My favorite part about seeing this band live is the stupid yet hilarious banter between band members. Andy Hull and Kevin Devine were tossing the jokes back and forth throughout the set, with Chris Freeman simply smiling and shaking his head in an I-can’t-believe-I-have-to-put-up-with-these-guys kind of way.

A highlight from the set was when Hull and Devine announced a new song, being the first real collaborative effort for the pair, then proceeded to play a partial cover of “Let Her Cry” by Hootie and the Blowfish. Hilarious.

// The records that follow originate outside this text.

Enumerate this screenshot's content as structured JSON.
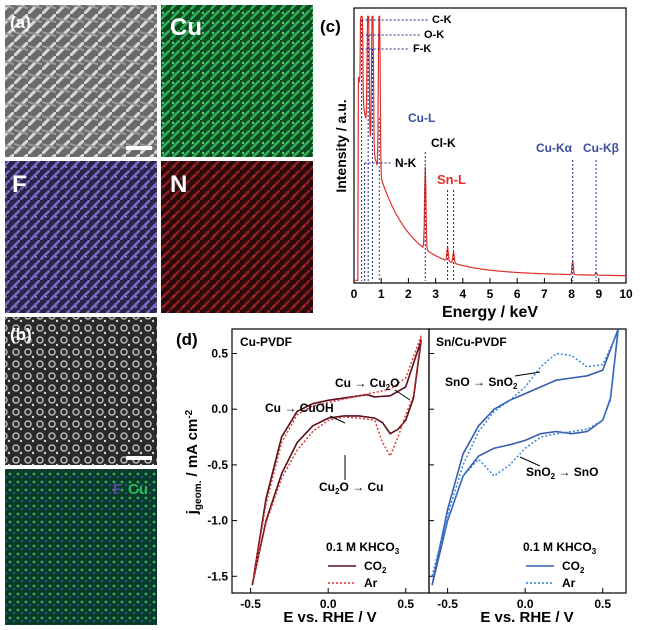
{
  "panels": {
    "a": "(a)",
    "b": "(b)",
    "c": "(c)",
    "d": "(d)"
  },
  "edx_maps": {
    "cu": "Cu",
    "f": "F",
    "n": "N",
    "b_overlay_f": "F",
    "b_overlay_cu": "Cu"
  },
  "colors": {
    "spectrum": "#e0312b",
    "blue_label": "#3a4fa0",
    "cu_map": "#1f8a3a",
    "f_map": "#5a4aa0",
    "n_map": "#8a1a1a",
    "cu_cv": "#5a0f1a",
    "cu_ar": "#e0312b",
    "sn_cv": "#3a5cb0",
    "sn_ar": "#2e7fd8"
  },
  "spectrum": {
    "xlabel": "Energy / keV",
    "ylabel": "Intensity / a.u.",
    "peaks": {
      "c_k": "C-K",
      "o_k": "O-K",
      "f_k": "F-K",
      "cu_l": "Cu-L",
      "cl_k": "Cl-K",
      "n_k": "N-K",
      "sn_l": "Sn-L",
      "cu_ka": "Cu-Kα",
      "cu_kb": "Cu-Kβ"
    }
  },
  "cv": {
    "ylabel": "j",
    "ylabel_sub": "geom.",
    "ylabel_unit": " / mA cm",
    "ylabel_sup": "-2",
    "xlabel_left": "E vs. RHE / V",
    "xlabel_right": "E vs. RHE / V",
    "left_title": "Cu-PVDF",
    "right_title": "Sn/Cu-PVDF",
    "electrolyte_left": "0.1 M KHCO",
    "electrolyte_right": "0.1 M KHCO",
    "sub3": "3",
    "legend_co2": "CO",
    "legend_co2_sub": "2",
    "legend_ar": "Ar",
    "ann_cu_cu2o_a": "Cu → Cu",
    "ann_cu_cu2o_sub": "2",
    "ann_cu_cu2o_b": "O",
    "ann_cu_cuoh": "Cu → CuOH",
    "ann_cu2o_cu_a": "Cu",
    "ann_cu2o_cu_sub": "2",
    "ann_cu2o_cu_b": "O → Cu",
    "ann_sno_sno2_a": "SnO → SnO",
    "ann_sno_sno2_sub": "2",
    "ann_sno2_sno_a": "SnO",
    "ann_sno2_sno_sub": "2",
    "ann_sno2_sno_b": " → SnO"
  },
  "chart_data": [
    {
      "type": "line",
      "name": "EDX spectrum",
      "xlabel": "Energy / keV",
      "ylabel": "Intensity / a.u.",
      "xlim": [
        0,
        10
      ],
      "x_ticks": [
        "0",
        "1",
        "2",
        "3",
        "4",
        "5",
        "6",
        "7",
        "8",
        "9",
        "10"
      ],
      "peak_positions_keV": {
        "C-K": 0.28,
        "O-K": 0.52,
        "F-K": 0.68,
        "Cu-L": 0.93,
        "N-K": 0.39,
        "Cl-K": 2.62,
        "Sn-L": 3.44,
        "Cu-Kα": 8.04,
        "Cu-Kβ": 8.9
      }
    },
    {
      "type": "line",
      "title": "Cu-PVDF",
      "xlabel": "E vs. RHE / V",
      "ylabel": "jgeom. / mA cm-2",
      "xlim": [
        -0.62,
        0.65
      ],
      "ylim": [
        -1.65,
        0.72
      ],
      "x_ticks": [
        "-0.5",
        "0.0",
        "0.5"
      ],
      "y_ticks": [
        "0.5",
        "0.0",
        "-0.5",
        "-1.0",
        "-1.5"
      ],
      "series": [
        {
          "name": "CO2",
          "anodic": [
            [
              -0.48,
              -1.5
            ],
            [
              -0.4,
              -0.8
            ],
            [
              -0.3,
              -0.25
            ],
            [
              -0.2,
              -0.02
            ],
            [
              -0.1,
              0.05
            ],
            [
              0.0,
              0.08
            ],
            [
              0.1,
              0.1
            ],
            [
              0.2,
              0.12
            ],
            [
              0.25,
              0.13
            ],
            [
              0.3,
              0.11
            ],
            [
              0.4,
              0.12
            ],
            [
              0.5,
              0.2
            ],
            [
              0.6,
              0.62
            ]
          ],
          "cathodic": [
            [
              0.6,
              0.62
            ],
            [
              0.55,
              0.1
            ],
            [
              0.5,
              -0.1
            ],
            [
              0.45,
              -0.18
            ],
            [
              0.4,
              -0.22
            ],
            [
              0.35,
              -0.12
            ],
            [
              0.3,
              -0.08
            ],
            [
              0.2,
              -0.06
            ],
            [
              0.1,
              -0.06
            ],
            [
              0.0,
              -0.08
            ],
            [
              -0.1,
              -0.15
            ],
            [
              -0.2,
              -0.3
            ],
            [
              -0.3,
              -0.58
            ],
            [
              -0.4,
              -1.0
            ],
            [
              -0.49,
              -1.58
            ]
          ]
        },
        {
          "name": "Ar",
          "anodic": [
            [
              -0.48,
              -1.5
            ],
            [
              -0.4,
              -0.85
            ],
            [
              -0.3,
              -0.3
            ],
            [
              -0.2,
              -0.05
            ],
            [
              -0.1,
              0.03
            ],
            [
              0.0,
              0.06
            ],
            [
              0.1,
              0.09
            ],
            [
              0.2,
              0.12
            ],
            [
              0.3,
              0.15
            ],
            [
              0.4,
              0.18
            ],
            [
              0.5,
              0.28
            ],
            [
              0.6,
              0.66
            ]
          ],
          "cathodic": [
            [
              0.6,
              0.66
            ],
            [
              0.55,
              0.12
            ],
            [
              0.5,
              -0.05
            ],
            [
              0.45,
              -0.25
            ],
            [
              0.4,
              -0.42
            ],
            [
              0.35,
              -0.3
            ],
            [
              0.3,
              -0.1
            ],
            [
              0.2,
              -0.08
            ],
            [
              0.1,
              -0.07
            ],
            [
              0.0,
              -0.1
            ],
            [
              -0.1,
              -0.2
            ],
            [
              -0.2,
              -0.37
            ],
            [
              -0.3,
              -0.62
            ],
            [
              -0.4,
              -1.02
            ],
            [
              -0.49,
              -1.56
            ]
          ]
        }
      ]
    },
    {
      "type": "line",
      "title": "Sn/Cu-PVDF",
      "xlabel": "E vs. RHE / V",
      "xlim": [
        -0.62,
        0.65
      ],
      "ylim": [
        -1.65,
        0.72
      ],
      "x_ticks": [
        "-0.5",
        "0.0",
        "0.5"
      ],
      "series": [
        {
          "name": "CO2",
          "anodic": [
            [
              -0.6,
              -1.58
            ],
            [
              -0.5,
              -0.9
            ],
            [
              -0.4,
              -0.4
            ],
            [
              -0.3,
              -0.15
            ],
            [
              -0.2,
              0.0
            ],
            [
              -0.1,
              0.08
            ],
            [
              0.0,
              0.14
            ],
            [
              0.1,
              0.2
            ],
            [
              0.2,
              0.26
            ],
            [
              0.3,
              0.28
            ],
            [
              0.4,
              0.3
            ],
            [
              0.5,
              0.35
            ],
            [
              0.6,
              0.72
            ]
          ],
          "cathodic": [
            [
              0.6,
              0.72
            ],
            [
              0.55,
              0.1
            ],
            [
              0.5,
              -0.1
            ],
            [
              0.4,
              -0.2
            ],
            [
              0.3,
              -0.22
            ],
            [
              0.2,
              -0.2
            ],
            [
              0.1,
              -0.22
            ],
            [
              0.0,
              -0.28
            ],
            [
              -0.1,
              -0.32
            ],
            [
              -0.2,
              -0.35
            ],
            [
              -0.3,
              -0.42
            ],
            [
              -0.4,
              -0.6
            ],
            [
              -0.5,
              -1.0
            ],
            [
              -0.6,
              -1.58
            ]
          ]
        },
        {
          "name": "Ar",
          "anodic": [
            [
              -0.6,
              -1.5
            ],
            [
              -0.5,
              -0.95
            ],
            [
              -0.4,
              -0.5
            ],
            [
              -0.3,
              -0.2
            ],
            [
              -0.2,
              -0.02
            ],
            [
              -0.1,
              0.08
            ],
            [
              0.0,
              0.2
            ],
            [
              0.1,
              0.38
            ],
            [
              0.2,
              0.5
            ],
            [
              0.3,
              0.48
            ],
            [
              0.4,
              0.38
            ],
            [
              0.5,
              0.4
            ],
            [
              0.6,
              0.7
            ]
          ],
          "cathodic": [
            [
              0.6,
              0.7
            ],
            [
              0.55,
              0.08
            ],
            [
              0.5,
              -0.1
            ],
            [
              0.4,
              -0.18
            ],
            [
              0.3,
              -0.2
            ],
            [
              0.2,
              -0.22
            ],
            [
              0.1,
              -0.25
            ],
            [
              0.0,
              -0.35
            ],
            [
              -0.1,
              -0.5
            ],
            [
              -0.2,
              -0.6
            ],
            [
              -0.3,
              -0.45
            ],
            [
              -0.4,
              -0.6
            ],
            [
              -0.5,
              -1.0
            ],
            [
              -0.6,
              -1.5
            ]
          ]
        }
      ]
    }
  ]
}
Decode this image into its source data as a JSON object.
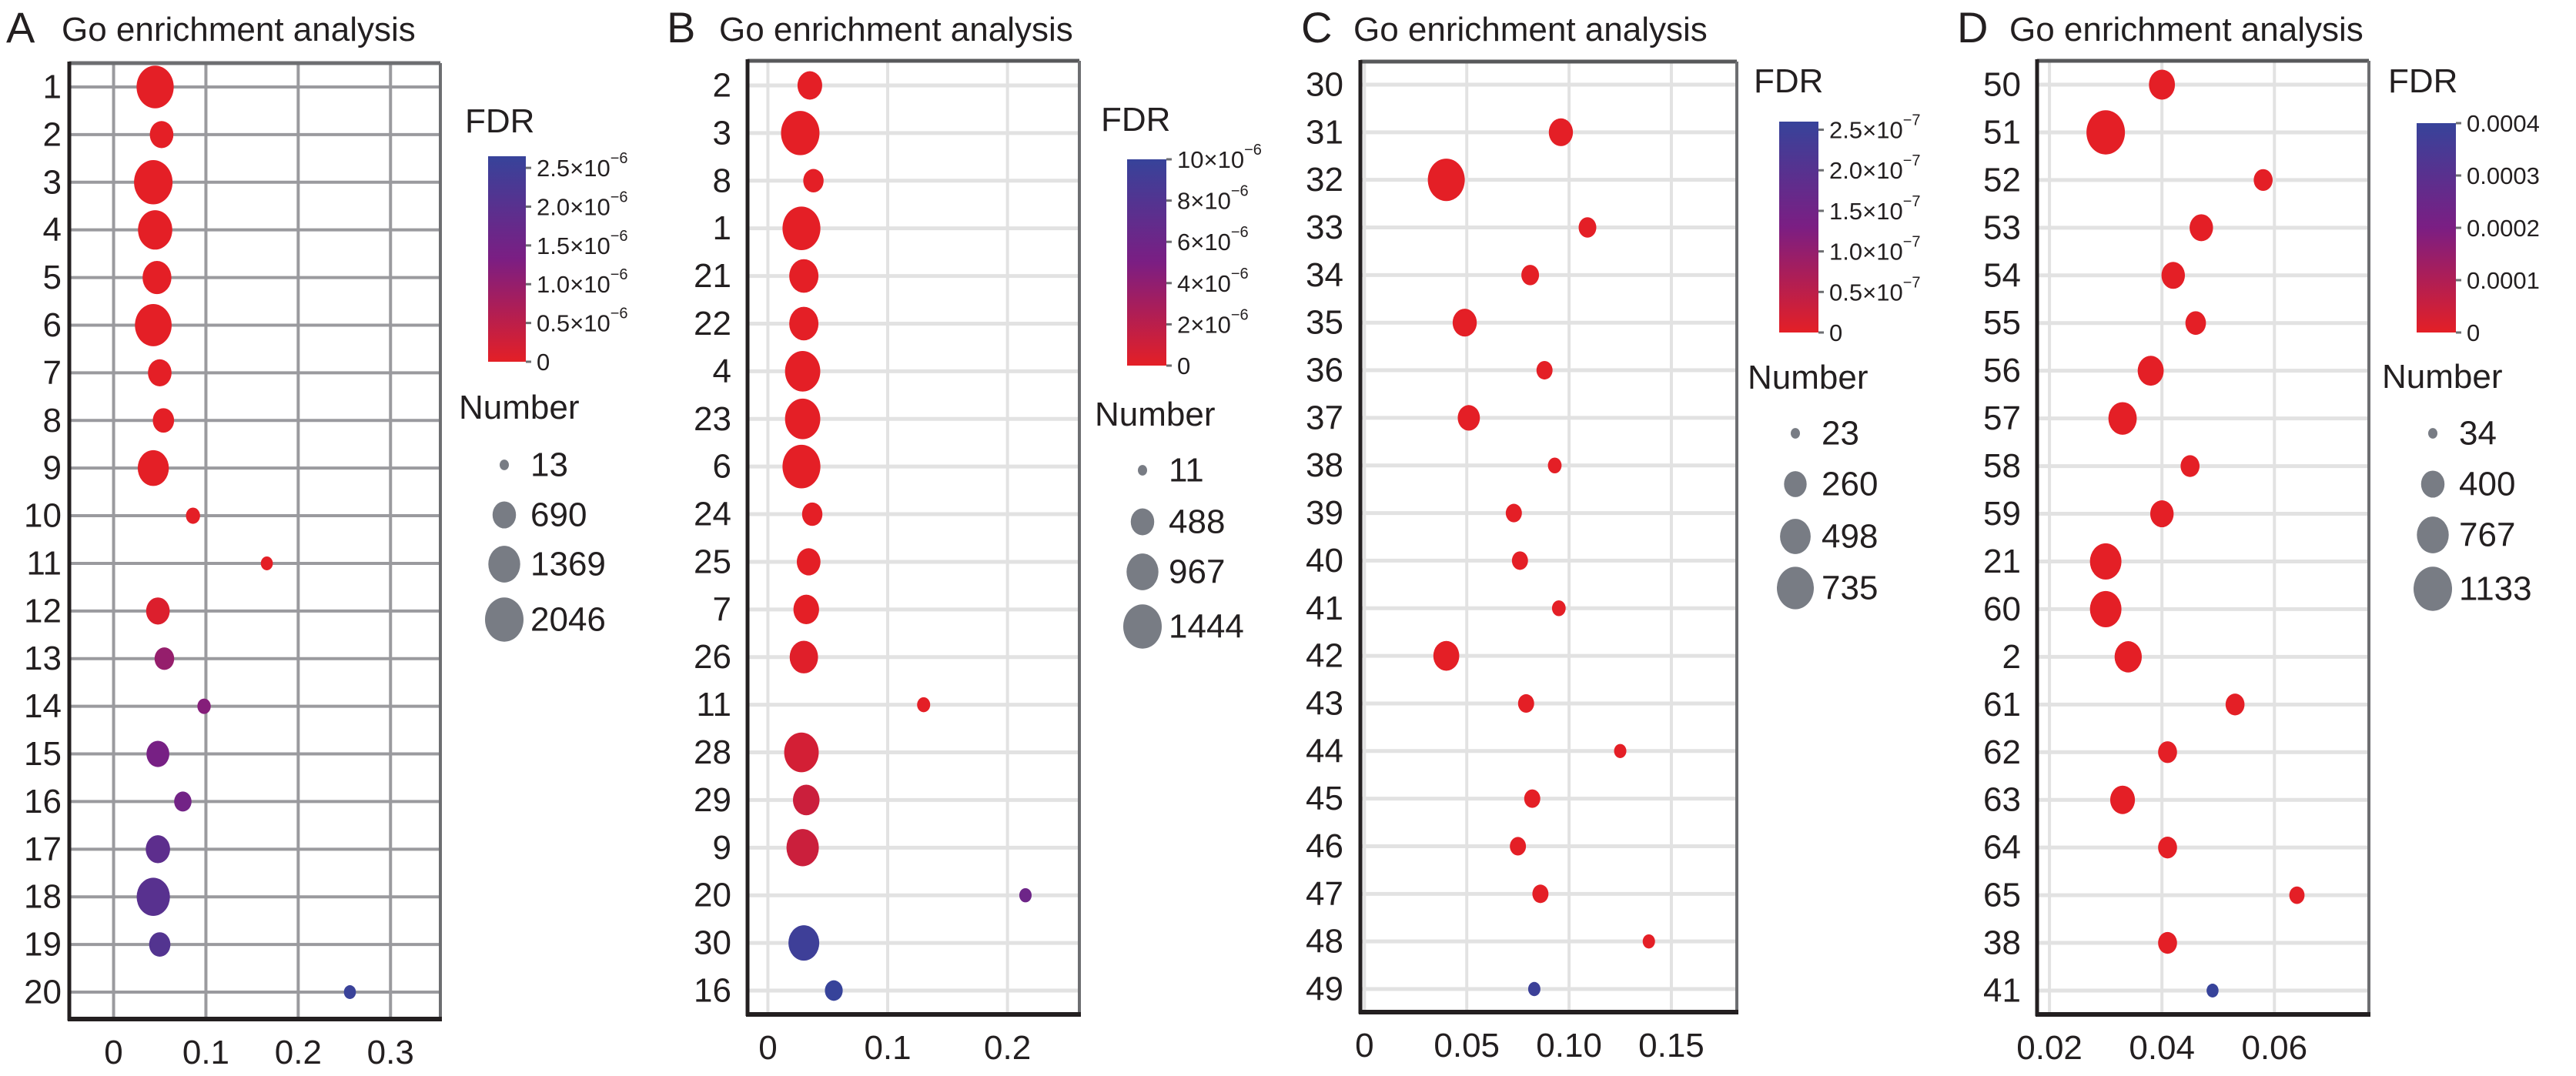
{
  "figure": {
    "panels": [
      "A",
      "B",
      "C",
      "D"
    ]
  },
  "chart_data": [
    {
      "type": "scatter",
      "panel": "A",
      "title": "Go enrichment analysis",
      "xlabel": "",
      "ylabel": "",
      "x_ticks": [
        "0",
        "0.1",
        "0.2",
        "0.3"
      ],
      "x_tick_values": [
        0,
        0.1,
        0.2,
        0.3
      ],
      "xlim": [
        -0.048,
        0.354
      ],
      "grid": true,
      "grid_style": "dark",
      "categories": [
        "1",
        "2",
        "3",
        "4",
        "5",
        "6",
        "7",
        "8",
        "9",
        "10",
        "11",
        "12",
        "13",
        "14",
        "15",
        "16",
        "17",
        "18",
        "19",
        "20"
      ],
      "x": [
        0.045,
        0.052,
        0.043,
        0.045,
        0.047,
        0.043,
        0.05,
        0.054,
        0.043,
        0.086,
        0.166,
        0.048,
        0.055,
        0.098,
        0.048,
        0.075,
        0.048,
        0.043,
        0.05,
        0.256
      ],
      "number": [
        1900,
        700,
        2046,
        1600,
        1100,
        1850,
        700,
        550,
        1300,
        180,
        100,
        700,
        450,
        150,
        650,
        330,
        750,
        1500,
        550,
        100
      ],
      "fdr": [
        0,
        0,
        0,
        0,
        0,
        0,
        0,
        0,
        0,
        0,
        0,
        1e-07,
        1e-06,
        1.2e-06,
        1.4e-06,
        1.5e-06,
        1.9e-06,
        2e-06,
        2.1e-06,
        2.6e-06
      ],
      "color_legend": {
        "title": "FDR",
        "range": [
          0,
          2.65e-06
        ],
        "ticks": [
          0,
          5e-07,
          1e-06,
          1.5e-06,
          2e-06,
          2.5e-06
        ],
        "tick_mantissa": [
          "0",
          "0.5×10",
          "1.0×10",
          "1.5×10",
          "2.0×10",
          "2.5×10"
        ],
        "tick_exponent": [
          "",
          "−6",
          "−6",
          "−6",
          "−6",
          "−6"
        ],
        "low_color": "#e41f26",
        "mid_color": "#7b1e83",
        "high_color": "#37439a",
        "placement": "right"
      },
      "size_legend": {
        "title": "Number",
        "values": [
          13,
          690,
          1369,
          2046
        ],
        "labels": [
          "13",
          "690",
          "1369",
          "2046"
        ],
        "color": "#787c84"
      }
    },
    {
      "type": "scatter",
      "panel": "B",
      "title": "Go enrichment analysis",
      "xlabel": "",
      "ylabel": "",
      "x_ticks": [
        "0",
        "0.1",
        "0.2"
      ],
      "x_tick_values": [
        0,
        0.1,
        0.2
      ],
      "xlim": [
        -0.017,
        0.26
      ],
      "grid": true,
      "grid_style": "light",
      "categories": [
        "2",
        "3",
        "8",
        "1",
        "21",
        "22",
        "4",
        "23",
        "6",
        "24",
        "25",
        "7",
        "26",
        "11",
        "28",
        "29",
        "9",
        "20",
        "30",
        "16"
      ],
      "x": [
        0.035,
        0.027,
        0.038,
        0.028,
        0.03,
        0.03,
        0.029,
        0.029,
        0.028,
        0.037,
        0.034,
        0.032,
        0.03,
        0.13,
        0.028,
        0.032,
        0.029,
        0.215,
        0.03,
        0.055
      ],
      "number": [
        550,
        1444,
        350,
        1400,
        800,
        800,
        1200,
        1200,
        1400,
        350,
        500,
        600,
        750,
        100,
        1150,
        650,
        1000,
        80,
        900,
        250
      ],
      "fdr": [
        0,
        0,
        0,
        0,
        0,
        0,
        0,
        0,
        0,
        0,
        0,
        0,
        2e-07,
        0,
        8e-07,
        1.2e-06,
        1.2e-06,
        6e-06,
        9.5e-06,
        1e-05
      ],
      "color_legend": {
        "title": "FDR",
        "range": [
          0,
          1e-05
        ],
        "ticks": [
          0,
          2e-06,
          4e-06,
          6e-06,
          8e-06,
          1e-05
        ],
        "tick_mantissa": [
          "0",
          "2×10",
          "4×10",
          "6×10",
          "8×10",
          "10×10"
        ],
        "tick_exponent": [
          "",
          "−6",
          "−6",
          "−6",
          "−6",
          "−6"
        ],
        "low_color": "#e41f26",
        "mid_color": "#7b1e83",
        "high_color": "#37439a",
        "placement": "right"
      },
      "size_legend": {
        "title": "Number",
        "values": [
          11,
          488,
          967,
          1444
        ],
        "labels": [
          "11",
          "488",
          "967",
          "1444"
        ],
        "color": "#787c84"
      }
    },
    {
      "type": "scatter",
      "panel": "C",
      "title": "Go enrichment analysis",
      "xlabel": "",
      "ylabel": "",
      "x_ticks": [
        "0",
        "0.05",
        "0.10",
        "0.15"
      ],
      "x_tick_values": [
        0,
        0.05,
        0.1,
        0.15
      ],
      "xlim": [
        -0.002,
        0.182
      ],
      "grid": true,
      "grid_style": "light",
      "categories": [
        "30",
        "31",
        "32",
        "33",
        "34",
        "35",
        "36",
        "37",
        "38",
        "39",
        "40",
        "41",
        "42",
        "43",
        "44",
        "45",
        "46",
        "47",
        "48",
        "49"
      ],
      "x": [
        null,
        0.096,
        0.04,
        0.109,
        0.081,
        0.049,
        0.088,
        0.051,
        0.093,
        0.073,
        0.076,
        0.095,
        0.04,
        0.079,
        0.125,
        0.082,
        0.075,
        0.086,
        0.139,
        0.083
      ],
      "number": [
        null,
        300,
        735,
        150,
        150,
        300,
        120,
        250,
        80,
        120,
        120,
        80,
        350,
        120,
        60,
        120,
        120,
        120,
        60,
        60
      ],
      "fdr": [
        null,
        0,
        0,
        0,
        0,
        0,
        0,
        0,
        0,
        0,
        0,
        0,
        0,
        0,
        0,
        0,
        0,
        0,
        0,
        2.5e-07
      ],
      "color_legend": {
        "title": "FDR",
        "range": [
          0,
          2.6e-07
        ],
        "ticks": [
          0,
          5e-08,
          1e-07,
          1.5e-07,
          2e-07,
          2.5e-07
        ],
        "tick_mantissa": [
          "0",
          "0.5×10",
          "1.0×10",
          "1.5×10",
          "2.0×10",
          "2.5×10"
        ],
        "tick_exponent": [
          "",
          "−7",
          "−7",
          "−7",
          "−7",
          "−7"
        ],
        "low_color": "#e41f26",
        "mid_color": "#7b1e83",
        "high_color": "#37439a",
        "placement": "right"
      },
      "size_legend": {
        "title": "Number",
        "values": [
          23,
          260,
          498,
          735
        ],
        "labels": [
          "23",
          "260",
          "498",
          "735"
        ],
        "color": "#787c84"
      }
    },
    {
      "type": "scatter",
      "panel": "D",
      "title": "Go enrichment analysis",
      "xlabel": "",
      "ylabel": "",
      "x_ticks": [
        "0.02",
        "0.04",
        "0.06"
      ],
      "x_tick_values": [
        0.02,
        0.04,
        0.06
      ],
      "xlim": [
        0.0178,
        0.0768
      ],
      "grid": true,
      "grid_style": "light",
      "categories": [
        "50",
        "51",
        "52",
        "53",
        "54",
        "55",
        "56",
        "57",
        "58",
        "59",
        "21",
        "60",
        "2",
        "61",
        "62",
        "63",
        "64",
        "65",
        "38",
        "41"
      ],
      "x": [
        0.04,
        0.03,
        0.058,
        0.047,
        0.042,
        0.046,
        0.038,
        0.033,
        0.045,
        0.04,
        0.03,
        0.03,
        0.034,
        0.053,
        0.041,
        0.033,
        0.041,
        0.064,
        0.041,
        0.049
      ],
      "number": [
        500,
        1133,
        250,
        400,
        400,
        300,
        500,
        600,
        250,
        400,
        750,
        750,
        550,
        250,
        250,
        450,
        250,
        150,
        250,
        80
      ],
      "fdr": [
        0,
        0,
        0,
        0,
        0,
        0,
        0,
        0,
        0,
        0,
        0,
        0,
        0,
        0,
        0,
        0,
        0,
        0,
        0,
        0.0004
      ],
      "color_legend": {
        "title": "FDR",
        "range": [
          0,
          0.0004
        ],
        "ticks": [
          0,
          0.0001,
          0.0002,
          0.0003,
          0.0004
        ],
        "tick_mantissa": [
          "0",
          "0.0001",
          "0.0002",
          "0.0003",
          "0.0004"
        ],
        "tick_exponent": [
          "",
          "",
          "",
          "",
          ""
        ],
        "low_color": "#e41f26",
        "mid_color": "#7b1e83",
        "high_color": "#37439a",
        "placement": "right"
      },
      "size_legend": {
        "title": "Number",
        "values": [
          34,
          400,
          767,
          1133
        ],
        "labels": [
          "34",
          "400",
          "767",
          "1133"
        ],
        "color": "#787c84"
      }
    }
  ]
}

I’m not a huge fan of encores, as I’d rather the band just end the set on a high note. Where’s the fun in them if they’re always expected? This wasn’t an issue for Bad Books, as they have their own take on encores.

“They only reason we take a break is because we all had to go to the bathroom, but now we’re back,” Hull explained.

Not only did their set consist of a good mix of old and new, but they also did an excellent job of mixing in the slower songs, often with just Hull and Devine singing on stage by themselves. The closing song, “Pytor,” actually left me with chills.

Bad Books’ Setlist:

  1. After Party
  2. No Reward
  3. Please Move
  4. Holding Down the Laughter
  5. How This All Ends
  6. You Wouldn’t Have to Ask
  7. Forest Whitaker
  8. “New Song”
  9. No Sides
  10. Friendly Advice
  11. Mesa, AZ
  12. 42
  13. Ambivalent Peaks
  14. It Never Stops
  15. Baby Shoes
  16. You’re a Mirror I Cannot Avoid
  17. Pytor

Bad Books

I was surprised by how many people seemed to be there to just see The Front Bottoms, as I had never heard of them. I think that these guys had something to do with the younger than expected crowd. I felt incredibly left out as everyone around me was singing along to the lyrics of songs about steroids, swimming pools, and a twin-sized mattress.

The Front Bottoms

Weatherbox opened the whole show, and seemed like a better match musically than The Front Bottoms. While they weren’t bad, the only thing I remember about them was how long it took the lead singer to take off his winter jacket.